Here is the deal. On October 19, 1987, the Dow Jones Industrial Average, founded in 1896, had been displaced by 500 points. Dow's 508-point drop that day was a horrifying drop of 22.6 percent.
At market close on Thursday, such a move would represent less than one-tenth of it, just over two percent.
When Wilshire, founded in 1974, made its first one-day move, $ 1 trillion – on September 29, 2008 – its loss of $ 1.2 trillion represented a decline of 8.3% . These days, it would be a drop of about 3.4%. A lot of money, but much less scary in terms of percentage than 10 years ago.
Look. I'm not telling you that things are going well on the stock market, or that moves of 500 Dow points or $ 1 trillion in Wilshire do not involve serious money. It's just like a percentage – that's the way you should look at this stuff – these moves are not as dramatic as they were.
At December 1 closing prices, the Dow Jones index posted a change of 1.94%, according to a 500-point change, according to Howard Silverblatt, former index analyst at S & P-Dow Jones Indices. The Dow has moved at least as much as 2042 times, says Silverblatt. This equates to approximately once every 16 trading days. Not really a rarity.
(A fact for the quants among us: more than 40% of the 500 point changes – 17 out of 39 – in Dow's 122-year history took place this year, and we still have three weeks left.)
According to Wilshire Associates General Manager Bob Waid, Wilshire has had four days of relocation worth $ 4 trillion. However, these movements were all less than four percent, he says. By contrast, the five days before the move of $ 2018 billion before Wilshire ranged from 7.1 to 11.4%.
Of course, a day of 500 points in the Dow attracts a lot of attention. After all, what news media can resist talking about this kind of movement? The answer is: none.
Now, let's take a deep breath.
As I mentioned in a November 9 column on market whiplash, it was not long ago that US stocks skyrocketed. From August 29 to October 3, the top four market indicators – Dow, Wilshire, Standard & Poor's 500 and Nasdaq Composite – all reached their all-time highs. The financial world was optimistic about the continuation of this situation.
But before Halloween, the gains of the stocks of the year had been canceled. Inventories rose well in early November. But they started tanks a month ago.
Things have been particularly whiplashy this week. On Monday, when Donald Trump spoke highly of his meeting with Chinese leader Xi Jinping at the supposed G-20 meeting in Buenos Aires (without providing any significant details), the Dow gained about 300 points.
When Trump Tuesday threatened his "tariff man" threatening China, the Dow dropped 799 points. And he almost dropped (784 points) early in the session on Thursday, despite optimistic tweets sent Wednesday by Trump as part of what I suspect is an attempt to revive markets. (Markets closed Wednesday due to George H.W. Bush's funeral.)
But about 90 percent of Thursday morning's loss – as comments attributed to the drop in oil prices and the arrest of a top Chinese tech company – had disappeared at the time. closing of the market.
Talk about whiplash!
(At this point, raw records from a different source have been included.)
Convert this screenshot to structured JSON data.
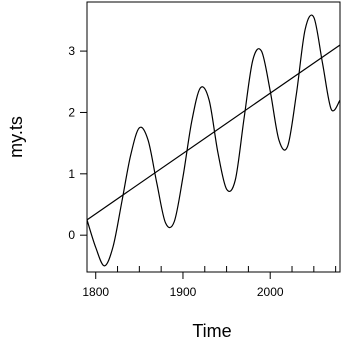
{
  "chart_data": {
    "type": "line",
    "title": "",
    "xlabel": "Time",
    "ylabel": "my.ts",
    "xlim": [
      1790,
      2080
    ],
    "ylim": [
      -0.6,
      3.8
    ],
    "x_ticks": [
      1800,
      1900,
      2000
    ],
    "x_minor_ticks": [
      1825,
      1850,
      1875,
      1925,
      1950,
      1975,
      2025,
      2050,
      2075
    ],
    "y_ticks": [
      0,
      1,
      2,
      3
    ],
    "grid": false,
    "series": [
      {
        "style": "line",
        "x": [
          1790,
          1800,
          1810,
          1820,
          1830,
          1840,
          1850,
          1860,
          1870,
          1880,
          1890,
          1900,
          1910,
          1920,
          1930,
          1940,
          1950,
          1960,
          1970,
          1980,
          1990,
          2000,
          2010,
          2020,
          2030,
          2040,
          2050,
          2060,
          2070,
          2080
        ],
        "y": [
          0.25,
          -0.2,
          -0.5,
          -0.18,
          0.55,
          1.3,
          1.75,
          1.55,
          0.85,
          0.2,
          0.22,
          0.95,
          1.85,
          2.4,
          2.2,
          1.35,
          0.75,
          0.9,
          1.9,
          2.85,
          3.0,
          2.35,
          1.55,
          1.45,
          2.3,
          3.35,
          3.55,
          2.8,
          2.05,
          2.2
        ]
      },
      {
        "style": "trend",
        "x": [
          1790,
          2080
        ],
        "y": [
          0.25,
          3.1
        ]
      }
    ]
  }
}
You had a strong rally on Monday, a sharp decline on Tuesday and a sharp decline followed by a nearly full recovery on Thursday.
I will not make you think of why the markets were so sneaky, which I talked about a month ago. Or why, in October, the rise in long-term Treasury yields was supposed to be one of the main causes of the market downturn, while recent declines in these rates are also expected to be harmful to the actions. (For more details, ask a market specialist about "yield reversals".)
Bottom line: Given the large and unpredictable fluctuations we see in recent days and which we will likely continue to see, your money (if any) probably should not have much of your money in stocks if you do not. do not have the financial power to stay and a stomach strong enough to wait for the market to drop. And remember that a 500-point Dow move is just a number. And much less significant than before.